After talking all this over with the vendor they’ve recommended a Riello NPW 1.5kVA which is listed as fully supported by nut. They are taking the APC units back for a full refund; the Riello is about £30 more expensive.

9 thoughts on “I don’t think the cheapest APC Back-UPS units can be monitored except in Windows

  1. I have very old (15+ years) chinese UPS (branded Ippon, it is big name in Russia) which works perfectly (with QX protocol), and new one (about 2 years old) from same brend which flickers an unusable wis nut…

    Looks like it is some common theme for cheap UPSes now.

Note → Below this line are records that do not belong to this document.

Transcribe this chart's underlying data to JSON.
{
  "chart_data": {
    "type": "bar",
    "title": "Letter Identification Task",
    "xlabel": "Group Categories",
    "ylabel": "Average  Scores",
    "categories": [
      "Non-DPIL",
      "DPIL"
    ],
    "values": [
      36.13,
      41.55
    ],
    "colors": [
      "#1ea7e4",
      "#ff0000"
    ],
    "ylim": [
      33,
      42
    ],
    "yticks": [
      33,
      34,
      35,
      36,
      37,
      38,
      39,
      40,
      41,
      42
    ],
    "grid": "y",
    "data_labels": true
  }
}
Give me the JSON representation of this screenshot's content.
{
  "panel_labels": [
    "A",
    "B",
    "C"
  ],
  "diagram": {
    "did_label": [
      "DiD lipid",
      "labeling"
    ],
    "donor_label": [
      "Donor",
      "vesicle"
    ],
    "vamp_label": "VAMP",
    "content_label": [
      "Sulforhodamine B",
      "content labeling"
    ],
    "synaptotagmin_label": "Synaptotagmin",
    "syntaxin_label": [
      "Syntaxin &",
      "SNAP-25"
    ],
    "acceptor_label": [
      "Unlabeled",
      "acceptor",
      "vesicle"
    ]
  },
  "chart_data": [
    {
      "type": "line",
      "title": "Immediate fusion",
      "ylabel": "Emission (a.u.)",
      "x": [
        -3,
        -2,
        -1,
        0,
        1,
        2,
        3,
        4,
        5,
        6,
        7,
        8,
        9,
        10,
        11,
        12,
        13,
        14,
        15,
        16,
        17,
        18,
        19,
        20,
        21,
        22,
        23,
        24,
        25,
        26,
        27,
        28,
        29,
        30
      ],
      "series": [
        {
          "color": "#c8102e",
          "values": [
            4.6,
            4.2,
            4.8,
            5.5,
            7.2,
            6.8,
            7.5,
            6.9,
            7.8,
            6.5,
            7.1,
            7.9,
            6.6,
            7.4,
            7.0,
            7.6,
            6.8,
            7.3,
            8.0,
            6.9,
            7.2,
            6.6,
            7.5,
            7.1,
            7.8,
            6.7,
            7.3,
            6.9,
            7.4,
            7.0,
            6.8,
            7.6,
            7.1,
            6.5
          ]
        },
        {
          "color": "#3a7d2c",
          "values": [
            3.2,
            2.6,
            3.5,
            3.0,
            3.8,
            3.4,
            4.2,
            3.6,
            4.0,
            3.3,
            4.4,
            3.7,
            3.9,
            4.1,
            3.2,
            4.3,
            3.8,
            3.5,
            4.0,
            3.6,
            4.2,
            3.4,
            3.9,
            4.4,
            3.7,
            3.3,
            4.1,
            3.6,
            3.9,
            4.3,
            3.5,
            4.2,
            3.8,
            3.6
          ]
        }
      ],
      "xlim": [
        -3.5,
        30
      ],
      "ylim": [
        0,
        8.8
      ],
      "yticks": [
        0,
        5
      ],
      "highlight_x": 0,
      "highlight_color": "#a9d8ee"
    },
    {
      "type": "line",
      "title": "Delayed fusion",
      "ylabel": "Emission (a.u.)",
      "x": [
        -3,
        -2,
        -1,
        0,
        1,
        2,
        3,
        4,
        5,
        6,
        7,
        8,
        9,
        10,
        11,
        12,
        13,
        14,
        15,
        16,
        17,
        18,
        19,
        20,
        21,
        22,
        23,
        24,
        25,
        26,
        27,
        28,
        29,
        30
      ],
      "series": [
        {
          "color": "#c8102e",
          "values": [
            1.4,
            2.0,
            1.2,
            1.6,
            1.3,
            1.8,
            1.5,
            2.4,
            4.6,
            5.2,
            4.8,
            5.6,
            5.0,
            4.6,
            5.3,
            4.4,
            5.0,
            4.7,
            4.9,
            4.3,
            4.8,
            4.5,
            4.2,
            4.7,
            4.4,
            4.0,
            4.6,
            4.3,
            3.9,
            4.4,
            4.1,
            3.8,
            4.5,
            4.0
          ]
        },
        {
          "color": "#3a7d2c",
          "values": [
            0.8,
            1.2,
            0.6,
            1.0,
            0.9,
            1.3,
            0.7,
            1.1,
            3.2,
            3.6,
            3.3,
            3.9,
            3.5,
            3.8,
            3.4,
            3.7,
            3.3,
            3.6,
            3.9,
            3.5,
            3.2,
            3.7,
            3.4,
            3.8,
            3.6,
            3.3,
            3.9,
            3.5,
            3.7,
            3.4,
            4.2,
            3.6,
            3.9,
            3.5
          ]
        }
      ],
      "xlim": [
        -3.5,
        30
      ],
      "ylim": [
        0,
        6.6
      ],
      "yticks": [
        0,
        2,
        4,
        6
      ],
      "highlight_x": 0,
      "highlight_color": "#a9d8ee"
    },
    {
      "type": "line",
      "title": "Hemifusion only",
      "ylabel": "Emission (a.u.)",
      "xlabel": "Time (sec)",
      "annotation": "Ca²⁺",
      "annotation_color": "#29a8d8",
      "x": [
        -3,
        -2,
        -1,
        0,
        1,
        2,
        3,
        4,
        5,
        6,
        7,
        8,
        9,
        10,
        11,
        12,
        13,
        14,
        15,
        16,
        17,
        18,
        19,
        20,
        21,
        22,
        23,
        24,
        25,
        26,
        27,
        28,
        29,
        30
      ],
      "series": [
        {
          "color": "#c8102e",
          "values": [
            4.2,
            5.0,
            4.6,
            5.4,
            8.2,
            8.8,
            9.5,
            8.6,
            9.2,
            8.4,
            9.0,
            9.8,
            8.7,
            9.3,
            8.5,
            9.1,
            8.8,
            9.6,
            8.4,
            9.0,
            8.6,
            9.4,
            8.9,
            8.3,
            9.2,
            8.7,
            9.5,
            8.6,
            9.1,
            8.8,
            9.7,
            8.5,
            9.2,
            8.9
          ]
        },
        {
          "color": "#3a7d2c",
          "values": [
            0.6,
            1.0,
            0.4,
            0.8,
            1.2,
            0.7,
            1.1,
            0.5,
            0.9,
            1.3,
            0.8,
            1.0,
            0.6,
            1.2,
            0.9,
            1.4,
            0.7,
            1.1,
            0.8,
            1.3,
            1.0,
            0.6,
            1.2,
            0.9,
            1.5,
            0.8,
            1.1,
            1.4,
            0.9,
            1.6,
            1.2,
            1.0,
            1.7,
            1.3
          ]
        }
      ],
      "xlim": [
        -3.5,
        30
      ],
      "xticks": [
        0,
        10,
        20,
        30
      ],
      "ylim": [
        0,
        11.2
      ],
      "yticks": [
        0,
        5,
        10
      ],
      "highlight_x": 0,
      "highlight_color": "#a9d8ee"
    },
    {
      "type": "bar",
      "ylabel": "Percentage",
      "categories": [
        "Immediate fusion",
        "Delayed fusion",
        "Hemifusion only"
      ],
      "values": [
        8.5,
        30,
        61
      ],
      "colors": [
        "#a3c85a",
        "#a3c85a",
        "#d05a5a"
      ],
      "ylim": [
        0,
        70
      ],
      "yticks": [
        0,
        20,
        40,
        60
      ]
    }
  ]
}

  2. My solution, for a Cyberpower vp1200eilcd was a udev rule to turn off auto suspend when connected. Mine also had constant disconnects before:

    SUBSYSTEM==”usb”, ATTR{idVendor}==”0764″, ATTR{idProduct}==”0501″, GROUP=”nut”, ATTR{power/autosuspend}=”-1″

    1. Hmm, that’s interesting!

      $ cat /sys/bus/usb/devices/4-5/power/autosuspend

      I’ll give that a go, thanks.

      $ echo ‘-1’ | sudo tee /sys/bus/usb/devices/4-5/power/autosuspend
      $ cat /sys/bus/usb/devices/4-5/power/autosuspend


      Nope, doesn’t help:

      2024-02-24T20:44:55.040442+00:00 specialbrew systemd[1]: Started UPS power management daemon.
      2024-02-24T20:46:51.756684+00:00 specialbrew apcupsd[23281]: Battery disconnected.
      2024-02-24T20:46:52.725564+00:00 specialbrew apcupsd[23281]: Battery reattached.

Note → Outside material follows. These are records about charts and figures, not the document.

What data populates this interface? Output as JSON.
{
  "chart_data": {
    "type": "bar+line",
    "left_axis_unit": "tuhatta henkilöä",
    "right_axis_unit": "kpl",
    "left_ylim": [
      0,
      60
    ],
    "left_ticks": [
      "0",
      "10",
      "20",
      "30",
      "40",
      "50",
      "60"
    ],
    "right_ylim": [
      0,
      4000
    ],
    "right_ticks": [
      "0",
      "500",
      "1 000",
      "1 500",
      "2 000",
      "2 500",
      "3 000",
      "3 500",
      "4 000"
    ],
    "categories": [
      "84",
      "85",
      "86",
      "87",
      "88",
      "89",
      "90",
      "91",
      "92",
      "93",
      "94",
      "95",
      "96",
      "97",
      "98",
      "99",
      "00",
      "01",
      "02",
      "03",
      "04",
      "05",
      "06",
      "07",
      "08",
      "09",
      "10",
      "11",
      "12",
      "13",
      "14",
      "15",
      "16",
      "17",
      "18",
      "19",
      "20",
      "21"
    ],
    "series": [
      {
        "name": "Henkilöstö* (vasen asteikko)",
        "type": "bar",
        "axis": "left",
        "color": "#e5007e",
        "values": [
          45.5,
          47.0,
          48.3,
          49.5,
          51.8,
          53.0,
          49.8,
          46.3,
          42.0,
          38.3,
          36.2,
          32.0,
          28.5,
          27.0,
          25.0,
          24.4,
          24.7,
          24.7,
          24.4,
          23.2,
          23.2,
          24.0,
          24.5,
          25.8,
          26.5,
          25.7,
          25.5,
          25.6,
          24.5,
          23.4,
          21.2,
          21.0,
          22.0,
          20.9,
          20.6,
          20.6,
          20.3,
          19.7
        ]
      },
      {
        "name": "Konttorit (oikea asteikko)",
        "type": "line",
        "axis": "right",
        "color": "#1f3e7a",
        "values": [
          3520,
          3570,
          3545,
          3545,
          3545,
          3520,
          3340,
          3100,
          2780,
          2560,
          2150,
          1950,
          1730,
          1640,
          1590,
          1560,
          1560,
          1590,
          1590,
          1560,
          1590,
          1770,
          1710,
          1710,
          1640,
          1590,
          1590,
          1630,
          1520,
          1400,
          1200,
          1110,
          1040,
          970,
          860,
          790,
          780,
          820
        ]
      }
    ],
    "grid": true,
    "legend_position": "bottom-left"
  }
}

    1. When I looked it up in nut’s hardware compat list it said in yellow with three out of five stars, “based on publicly available protocol”. I foolishly thought this would be good enough. Hopefully by talking about it, nobody else will make the same mistake as me.

  3. FWIW, BX1200MI works for me on Linux with apcupsd without any issues. apcaccess reports firmware 294201G -302201G.

    1. That’s interesting! I’ve uninstalled apcupsd everywhere now and am using nut. I can’t seem to find a way to show UPS firmware from nut. I do still have the APC as I don’t think it’s totally a lost cause.

      I would say that the other person on the apcupsd mailing list who said they were seeing the same said that they had working BX1600MI before and it’s only the newer replacements that are behaving this way, while still being the same model number.

      Also here is someone with a BX1200MI who is seeing the same thing too: https://github.com/networkupstools/nut/issues/2347#issuecomment-1976005631

      I would have some concern about replacing your BX1200MI in case the same thing starts happening to you.

      1. Yeah, I bought it a couple of years ago, in 2021.

        > I can’t seem to find a way to show UPS firmware from nut.

        dmesg also shows the firmware version on connect.